Diindolylmethane, or DIM for short, is a plant indole—a plant compound with health-promoting properties. DIM and other plant indoles are found in all cruciferous vegetables. Cruciferous vegetables include cabbage, broccoli, Brussels sprouts, and cauliflower. Studies have shown that DIM has the ability to reduce the risk of certain cancers, especially those influenced by excessive estrogen levels, such as breast, uterine and prostate.

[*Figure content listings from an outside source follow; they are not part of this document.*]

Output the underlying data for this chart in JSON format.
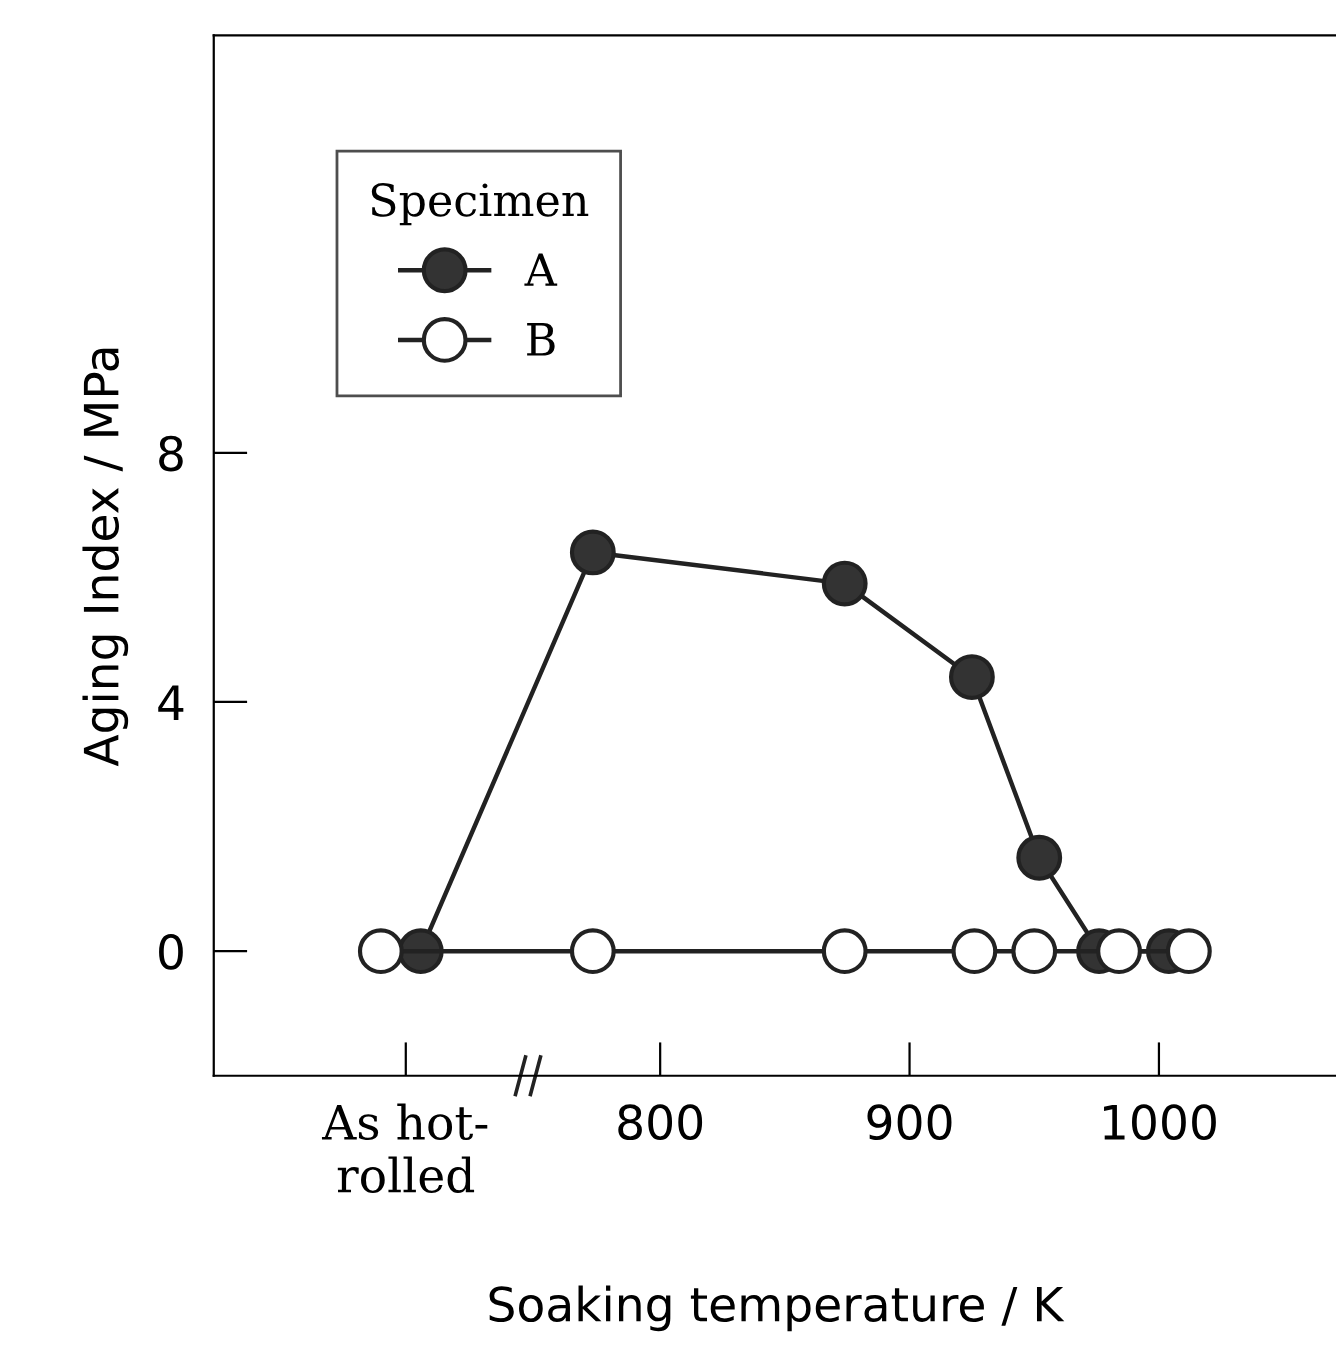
{
  "chart_data": {
    "type": "line",
    "xlabel": "Soaking temperature / K",
    "ylabel": "Aging Index / MPa",
    "legend_title": "Specimen",
    "series": [
      {
        "name": "A",
        "color": "#333333",
        "x": [
          704,
          773,
          874,
          925,
          952,
          976,
          1004
        ],
        "values": [
          0,
          6.4,
          5.9,
          4.4,
          1.5,
          0,
          0
        ]
      },
      {
        "name": "B",
        "color": "#ffffff",
        "x": [
          688,
          773,
          874,
          926,
          950,
          984,
          1012
        ],
        "values": [
          0,
          0,
          0,
          0,
          0,
          0,
          0
        ]
      }
    ],
    "xlim": [
      621,
      1071
    ],
    "ylim": [
      -2,
      14.7
    ],
    "xticks": [
      {
        "value": 698,
        "label": "As hot-\nrolled"
      },
      800,
      900,
      1000
    ],
    "yticks": [
      0,
      4,
      8
    ],
    "marker": "circle",
    "line_style": "solid",
    "grid": false,
    "legend": "top left"
  }
}
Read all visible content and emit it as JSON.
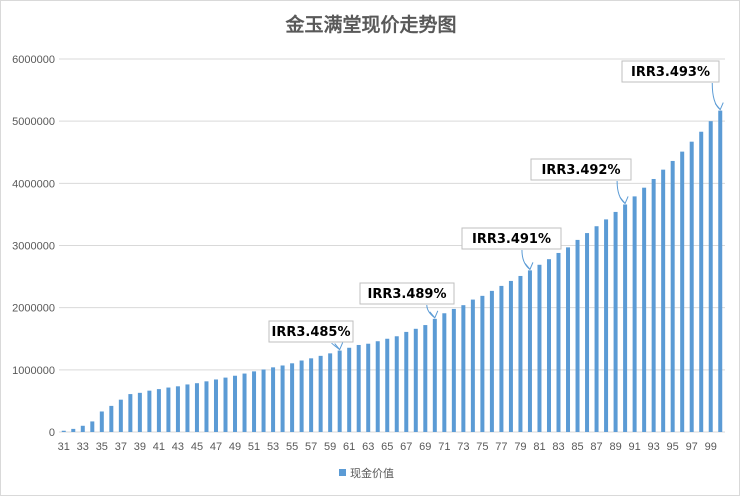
{
  "chart_data": {
    "type": "bar",
    "title": "金玉满堂现价走势图",
    "xlabel": "",
    "ylabel": "",
    "ylim": [
      0,
      6000000
    ],
    "yticks": [
      0,
      1000000,
      2000000,
      3000000,
      4000000,
      5000000,
      6000000
    ],
    "grid": true,
    "legend_position": "bottom",
    "bar_color": "#5B9BD5",
    "categories": [
      31,
      32,
      33,
      34,
      35,
      36,
      37,
      38,
      39,
      40,
      41,
      42,
      43,
      44,
      45,
      46,
      47,
      48,
      49,
      50,
      51,
      52,
      53,
      54,
      55,
      56,
      57,
      58,
      59,
      60,
      61,
      62,
      63,
      64,
      65,
      66,
      67,
      68,
      69,
      70,
      71,
      72,
      73,
      74,
      75,
      76,
      77,
      78,
      79,
      80,
      81,
      82,
      83,
      84,
      85,
      86,
      87,
      88,
      89,
      90,
      91,
      92,
      93,
      94,
      95,
      96,
      97,
      98,
      99,
      100
    ],
    "series": [
      {
        "name": "现金价值",
        "values": [
          20000,
          50000,
          100000,
          170000,
          330000,
          420000,
          520000,
          610000,
          630000,
          665000,
          690000,
          715000,
          735000,
          765000,
          785000,
          815000,
          845000,
          875000,
          905000,
          940000,
          975000,
          1005000,
          1040000,
          1070000,
          1105000,
          1150000,
          1185000,
          1225000,
          1265000,
          1310000,
          1355000,
          1400000,
          1420000,
          1460000,
          1500000,
          1540000,
          1610000,
          1660000,
          1720000,
          1820000,
          1910000,
          1980000,
          2040000,
          2130000,
          2190000,
          2270000,
          2350000,
          2430000,
          2510000,
          2600000,
          2690000,
          2780000,
          2880000,
          2970000,
          3090000,
          3200000,
          3310000,
          3420000,
          3540000,
          3660000,
          3790000,
          3930000,
          4070000,
          4220000,
          4360000,
          4510000,
          4670000,
          4830000,
          5000000,
          5170000
        ]
      }
    ],
    "annotations": [
      {
        "category": 60,
        "text": "IRR3.485%"
      },
      {
        "category": 70,
        "text": "IRR3.489%"
      },
      {
        "category": 80,
        "text": "IRR3.491%"
      },
      {
        "category": 90,
        "text": "IRR3.492%"
      },
      {
        "category": 100,
        "text": "IRR3.493%"
      }
    ]
  }
}
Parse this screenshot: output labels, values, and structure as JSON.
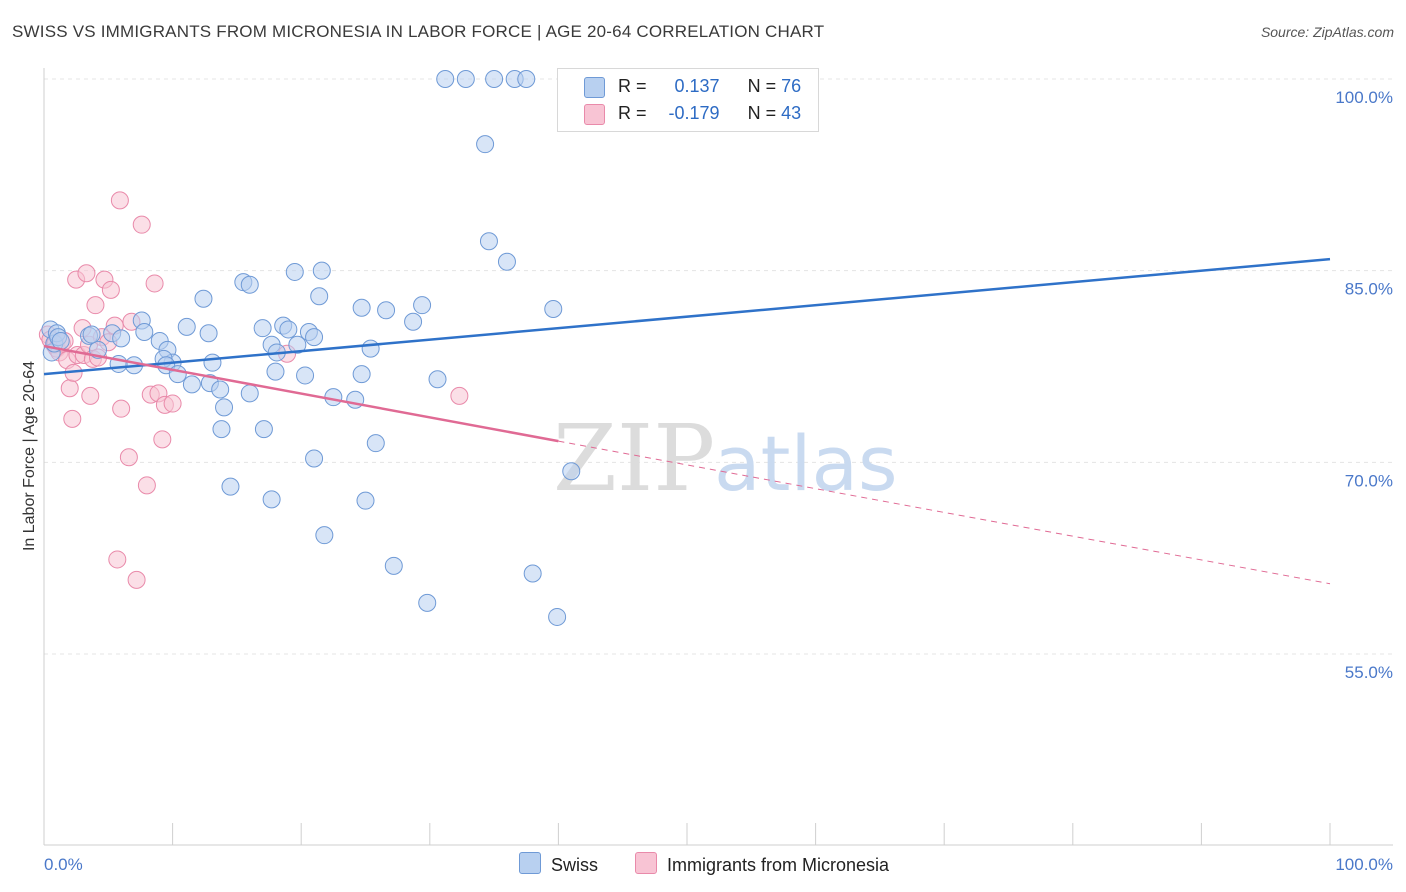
{
  "title": "SWISS VS IMMIGRANTS FROM MICRONESIA IN LABOR FORCE | AGE 20-64 CORRELATION CHART",
  "source": "Source: ZipAtlas.com",
  "watermark": {
    "zip": "ZIP",
    "atlas": "atlas"
  },
  "legend": {
    "r_label": "R =",
    "n_label": "N =",
    "swiss": {
      "r": "0.137",
      "n": "76"
    },
    "micronesia": {
      "r": "-0.179",
      "n": "43"
    }
  },
  "bottom_legend": {
    "swiss": "Swiss",
    "micronesia": "Immigrants from Micronesia"
  },
  "colors": {
    "swiss_fill": "#b8d0f0",
    "swiss_stroke": "#6f9ad6",
    "swiss_line": "#2f72c9",
    "micro_fill": "#f8c4d4",
    "micro_stroke": "#e98aaa",
    "micro_line": "#e06a94",
    "tick_text": "#4a78c9",
    "grid": "#e4e4e4"
  },
  "chart_data": {
    "type": "scatter",
    "title": "SWISS VS IMMIGRANTS FROM MICRONESIA IN LABOR FORCE | AGE 20-64 CORRELATION CHART",
    "xlabel": "",
    "ylabel": "In Labor Force | Age 20-64",
    "xlim": [
      0,
      100
    ],
    "ylim": [
      40,
      102
    ],
    "x_tick_labels": [
      "0.0%",
      "100.0%"
    ],
    "y_ticks": [
      55,
      70,
      85,
      100
    ],
    "y_tick_labels": [
      "55.0%",
      "70.0%",
      "85.0%",
      "100.0%"
    ],
    "grid": true,
    "series": [
      {
        "name": "Swiss",
        "r": 0.137,
        "n": 76,
        "trend": {
          "x": [
            0,
            100
          ],
          "y": [
            76.9,
            85.9
          ],
          "style": "solid"
        },
        "points": [
          [
            0.5,
            80.4
          ],
          [
            0.6,
            78.6
          ],
          [
            0.8,
            79.3
          ],
          [
            1.0,
            80.1
          ],
          [
            1.1,
            79.8
          ],
          [
            1.3,
            79.5
          ],
          [
            3.5,
            79.9
          ],
          [
            4.2,
            78.8
          ],
          [
            3.7,
            80.0
          ],
          [
            5.3,
            80.1
          ],
          [
            6.0,
            79.7
          ],
          [
            7.0,
            77.6
          ],
          [
            5.8,
            77.7
          ],
          [
            7.6,
            81.1
          ],
          [
            7.8,
            80.2
          ],
          [
            9.0,
            79.5
          ],
          [
            9.6,
            78.8
          ],
          [
            10.0,
            77.8
          ],
          [
            9.3,
            78.1
          ],
          [
            9.5,
            77.6
          ],
          [
            11.1,
            80.6
          ],
          [
            10.4,
            76.9
          ],
          [
            11.5,
            76.1
          ],
          [
            12.4,
            82.8
          ],
          [
            12.8,
            80.1
          ],
          [
            12.9,
            76.2
          ],
          [
            13.1,
            77.8
          ],
          [
            13.7,
            75.7
          ],
          [
            14.0,
            74.3
          ],
          [
            13.8,
            72.6
          ],
          [
            15.5,
            84.1
          ],
          [
            14.5,
            68.1
          ],
          [
            16.0,
            83.9
          ],
          [
            16.0,
            75.4
          ],
          [
            17.0,
            80.5
          ],
          [
            17.7,
            79.2
          ],
          [
            17.7,
            67.1
          ],
          [
            18.1,
            78.6
          ],
          [
            17.1,
            72.6
          ],
          [
            18.6,
            80.7
          ],
          [
            19.0,
            80.4
          ],
          [
            19.7,
            79.2
          ],
          [
            18.0,
            77.1
          ],
          [
            19.5,
            84.9
          ],
          [
            20.3,
            76.8
          ],
          [
            20.6,
            80.2
          ],
          [
            21.0,
            79.8
          ],
          [
            21.4,
            83.0
          ],
          [
            21.0,
            70.3
          ],
          [
            21.6,
            85.0
          ],
          [
            22.5,
            75.1
          ],
          [
            21.8,
            64.3
          ],
          [
            24.7,
            76.9
          ],
          [
            24.7,
            82.1
          ],
          [
            24.2,
            74.9
          ],
          [
            25.4,
            78.9
          ],
          [
            25.0,
            67.0
          ],
          [
            26.6,
            81.9
          ],
          [
            25.8,
            71.5
          ],
          [
            28.7,
            81.0
          ],
          [
            29.4,
            82.3
          ],
          [
            30.6,
            76.5
          ],
          [
            27.2,
            61.9
          ],
          [
            29.8,
            59.0
          ],
          [
            31.2,
            100.0
          ],
          [
            32.8,
            100.0
          ],
          [
            34.6,
            87.3
          ],
          [
            35.0,
            100.0
          ],
          [
            36.6,
            100.0
          ],
          [
            34.3,
            94.9
          ],
          [
            36.0,
            85.7
          ],
          [
            37.5,
            100.0
          ],
          [
            38.0,
            61.3
          ],
          [
            39.6,
            82.0
          ],
          [
            41.0,
            69.3
          ],
          [
            39.9,
            57.9
          ]
        ]
      },
      {
        "name": "Immigrants from Micronesia",
        "r": -0.179,
        "n": 43,
        "trend": {
          "x": [
            0,
            100
          ],
          "y": [
            79.1,
            60.5
          ],
          "solid_until_x": 40
        },
        "points": [
          [
            0.3,
            80.0
          ],
          [
            0.5,
            79.6
          ],
          [
            0.8,
            79.2
          ],
          [
            0.9,
            79.3
          ],
          [
            1.0,
            78.9
          ],
          [
            1.2,
            78.6
          ],
          [
            1.4,
            79.3
          ],
          [
            1.6,
            79.5
          ],
          [
            1.8,
            78.0
          ],
          [
            2.0,
            75.8
          ],
          [
            2.2,
            73.4
          ],
          [
            2.3,
            77.0
          ],
          [
            2.5,
            84.3
          ],
          [
            2.6,
            78.4
          ],
          [
            3.0,
            80.5
          ],
          [
            3.1,
            78.4
          ],
          [
            3.3,
            84.8
          ],
          [
            3.5,
            79.2
          ],
          [
            3.6,
            75.2
          ],
          [
            3.8,
            78.1
          ],
          [
            4.0,
            82.3
          ],
          [
            4.2,
            78.2
          ],
          [
            4.5,
            79.8
          ],
          [
            4.7,
            84.3
          ],
          [
            5.0,
            79.4
          ],
          [
            5.2,
            83.5
          ],
          [
            5.5,
            80.7
          ],
          [
            5.7,
            62.4
          ],
          [
            5.9,
            90.5
          ],
          [
            6.0,
            74.2
          ],
          [
            6.6,
            70.4
          ],
          [
            6.8,
            81.0
          ],
          [
            7.2,
            60.8
          ],
          [
            7.6,
            88.6
          ],
          [
            8.0,
            68.2
          ],
          [
            8.3,
            75.3
          ],
          [
            8.6,
            84.0
          ],
          [
            8.9,
            75.4
          ],
          [
            9.2,
            71.8
          ],
          [
            9.4,
            74.5
          ],
          [
            10.0,
            74.6
          ],
          [
            18.9,
            78.5
          ],
          [
            32.3,
            75.2
          ]
        ]
      }
    ]
  }
}
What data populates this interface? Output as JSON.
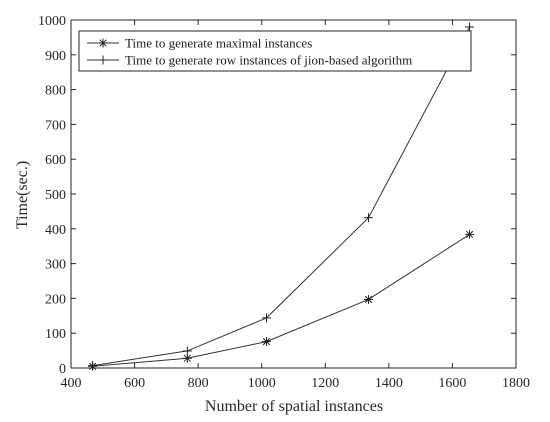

When DIM increases the ‘good’ estrogen metabolites, there is a simultaneous reduction in the levels of undesirable or “bad” estrogen metabolites. DIM contributes to a better metabolism in the most natural way possible by working with your own hormones and adjusting their action to avoid hormonal imbalance. DIM produces more ‘good’ estrogen metabolites, which compete with testosterone for protein binding, helping to maintain a slightly higher ‘free’ testosterone level.
Free testosterone is testosterone that is more active. The ‘good’ estrogen metabolites along with increased free testosterone promoted by DIM increase fat mobilization and a fat-burning metabolism.
DIM has three main benefits:
1. Makes estrogen metabolize down the 2-hydroxy estrone pathway
2. Frees up bound testosterone
3. Acts as a natural aromatase inhibitor.
Though still marketed as a dietary supplement, it turns out that I3C (Indole-3-carbinol) is not active in your body until it has converted into DIM. I3C is highly unstable and can transform into many other substances whose actions are undesirable. DIM, is the most active dietary indole in cruciferous vegetables, is a healthy stimulus for the beneficial metabolism of estrogen in men and woman. Maintaining healthy hormonal balance no matter your age improves how you look and feel.
*The majority of this article is information obtained from the book “All About DIM” by Michael A. Zeligs, MD and A. Scott Connelly, MD.